Analyzing Neural Network-Based Generative Diffusion Models through Convex Optimization
Fangzhao Zhang, Mert Pilanci
TL;DR
The work addresses the problem of understanding neural network-based diffusion models by deriving convex reformulations of score matching and denoising score matching for two-layer networks. It shows that training these networks to predict the score function can be performed via convex programs, yielding exact finite-sample predictions and convergence guarantees for Langevin sampling under appropriate conditions. Key contributions include explicit univariate convex formulations with a piecewise-linear score, a dual characterization for multivariate data using arrangement matrices, and practical insights into when the learned score corresponds to Gaussian or Gaussian-mixture distributions.

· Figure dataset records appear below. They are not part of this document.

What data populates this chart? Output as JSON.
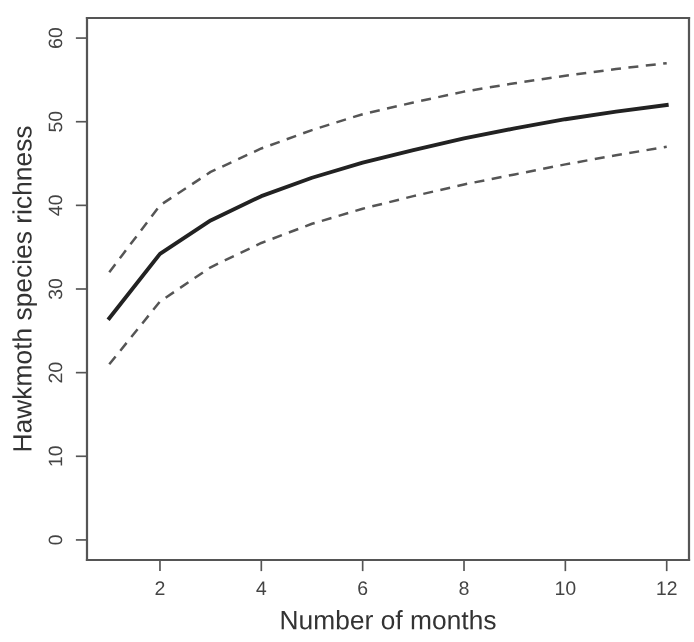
{
  "chart_data": {
    "type": "line",
    "xlabel": "Number of months",
    "ylabel": "Hawkmoth species richness",
    "x": [
      1,
      2,
      3,
      4,
      5,
      6,
      7,
      8,
      9,
      10,
      11,
      12
    ],
    "series": [
      {
        "color": "#222222",
        "line_style": "solid",
        "values": [
          26.5,
          34.2,
          38.2,
          41.1,
          43.3,
          45.1,
          46.6,
          48,
          49.2,
          50.3,
          51.2,
          52
        ]
      },
      {
        "color": "#555555",
        "line_style": "dashed",
        "values": [
          32,
          40,
          44,
          46.8,
          49,
          50.9,
          52.3,
          53.6,
          54.6,
          55.5,
          56.3,
          57
        ]
      },
      {
        "color": "#555555",
        "line_style": "dashed",
        "values": [
          21,
          28.5,
          32.6,
          35.5,
          37.8,
          39.6,
          41.1,
          42.5,
          43.7,
          44.9,
          46,
          47
        ]
      }
    ],
    "xlim": [
      0.56,
      12.44
    ],
    "ylim": [
      -2.4,
      62.4
    ],
    "xticks": [
      2,
      4,
      6,
      8,
      10,
      12
    ],
    "yticks": [
      0,
      10,
      20,
      30,
      40,
      50,
      60
    ],
    "marker": "none"
  }
}
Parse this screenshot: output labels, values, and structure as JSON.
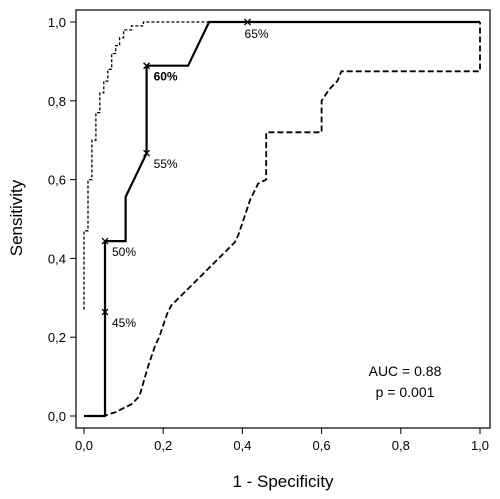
{
  "chart_data": {
    "type": "line",
    "xlabel": "1 - Specificity",
    "ylabel": "Sensitivity",
    "xlim": [
      0,
      1
    ],
    "ylim": [
      0,
      1
    ],
    "xticks": [
      {
        "value": 0.0,
        "label": "0,0"
      },
      {
        "value": 0.2,
        "label": "0,2"
      },
      {
        "value": 0.4,
        "label": "0,4"
      },
      {
        "value": 0.6,
        "label": "0,6"
      },
      {
        "value": 0.8,
        "label": "0,8"
      },
      {
        "value": 1.0,
        "label": "1,0"
      }
    ],
    "yticks": [
      {
        "value": 0.0,
        "label": "0,0"
      },
      {
        "value": 0.2,
        "label": "0,2"
      },
      {
        "value": 0.4,
        "label": "0,4"
      },
      {
        "value": 0.6,
        "label": "0,6"
      },
      {
        "value": 0.8,
        "label": "0,8"
      },
      {
        "value": 1.0,
        "label": "1,0"
      }
    ],
    "series": [
      {
        "style": "solid",
        "x": [
          0.0,
          0.053,
          0.053,
          0.105,
          0.105,
          0.158,
          0.158,
          0.263,
          0.316,
          1.0
        ],
        "y": [
          0.0,
          0.0,
          0.444,
          0.444,
          0.556,
          0.667,
          0.889,
          0.889,
          1.0,
          1.0
        ]
      },
      {
        "style": "short-dash",
        "x": [
          0.0,
          0.0,
          0.01,
          0.01,
          0.02,
          0.02,
          0.03,
          0.03,
          0.04,
          0.04,
          0.05,
          0.05,
          0.06,
          0.06,
          0.07,
          0.07,
          0.08,
          0.08,
          0.09,
          0.09,
          0.1,
          0.1,
          0.12,
          0.12,
          0.15,
          0.15,
          0.2,
          0.2,
          1.0
        ],
        "y": [
          0.27,
          0.47,
          0.47,
          0.6,
          0.6,
          0.7,
          0.7,
          0.77,
          0.77,
          0.82,
          0.82,
          0.85,
          0.85,
          0.88,
          0.88,
          0.92,
          0.92,
          0.94,
          0.94,
          0.96,
          0.96,
          0.98,
          0.98,
          0.99,
          0.99,
          1.0,
          1.0,
          1.0,
          1.0
        ]
      },
      {
        "style": "long-dash",
        "x": [
          0.0,
          0.05,
          0.08,
          0.1,
          0.12,
          0.14,
          0.16,
          0.17,
          0.18,
          0.19,
          0.2,
          0.21,
          0.22,
          0.24,
          0.26,
          0.28,
          0.3,
          0.32,
          0.34,
          0.36,
          0.38,
          0.39,
          0.4,
          0.41,
          0.42,
          0.43,
          0.44,
          0.46,
          0.46,
          0.6,
          0.6,
          0.62,
          0.64,
          0.65,
          1.0,
          1.0
        ],
        "y": [
          0.0,
          0.0,
          0.01,
          0.02,
          0.03,
          0.05,
          0.12,
          0.15,
          0.18,
          0.2,
          0.23,
          0.26,
          0.28,
          0.3,
          0.32,
          0.34,
          0.36,
          0.38,
          0.4,
          0.42,
          0.44,
          0.46,
          0.49,
          0.52,
          0.55,
          0.57,
          0.59,
          0.6,
          0.72,
          0.72,
          0.8,
          0.83,
          0.85,
          0.875,
          0.875,
          1.0
        ]
      }
    ],
    "point_markers": [
      {
        "x": 0.053,
        "y": 0.264,
        "label": "45%",
        "bold": false
      },
      {
        "x": 0.053,
        "y": 0.444,
        "label": "50%",
        "bold": false
      },
      {
        "x": 0.158,
        "y": 0.667,
        "label": "55%",
        "bold": false
      },
      {
        "x": 0.158,
        "y": 0.889,
        "label": "60%",
        "bold": true
      },
      {
        "x": 0.413,
        "y": 1.0,
        "label": "65%",
        "bold": false
      }
    ],
    "annotations": {
      "auc": "AUC = 0.88",
      "p": "p = 0.001"
    },
    "grid": false
  }
}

The results provide a non-asymptotic, theoretically grounded view of what two-layer neural score predictors learn and offer potential numerical benefits through convex optimization for diffusion-model training.
Abstract
Diffusion models are gaining widespread use in cutting-edge image, video, and audio generation. Score-based diffusion models stand out among these methods, necessitating the estimation of score function of the input data distribution. In this study, we present a theoretical framework to analyze two-layer neural network-based diffusion models by reframing score matching and denoising score matching as convex optimization. We prove that training shallow neural networks for score prediction can be done by solving a single convex program. Although most analyses of diffusion models operate in the asymptotic setting or rely on approximations, we characterize the exact predicted score function and establish convergence results for neural network-based diffusion models with finite data. Our results provide a precise characterization of what neural network-based diffusion models learn in non-asymptotic settings.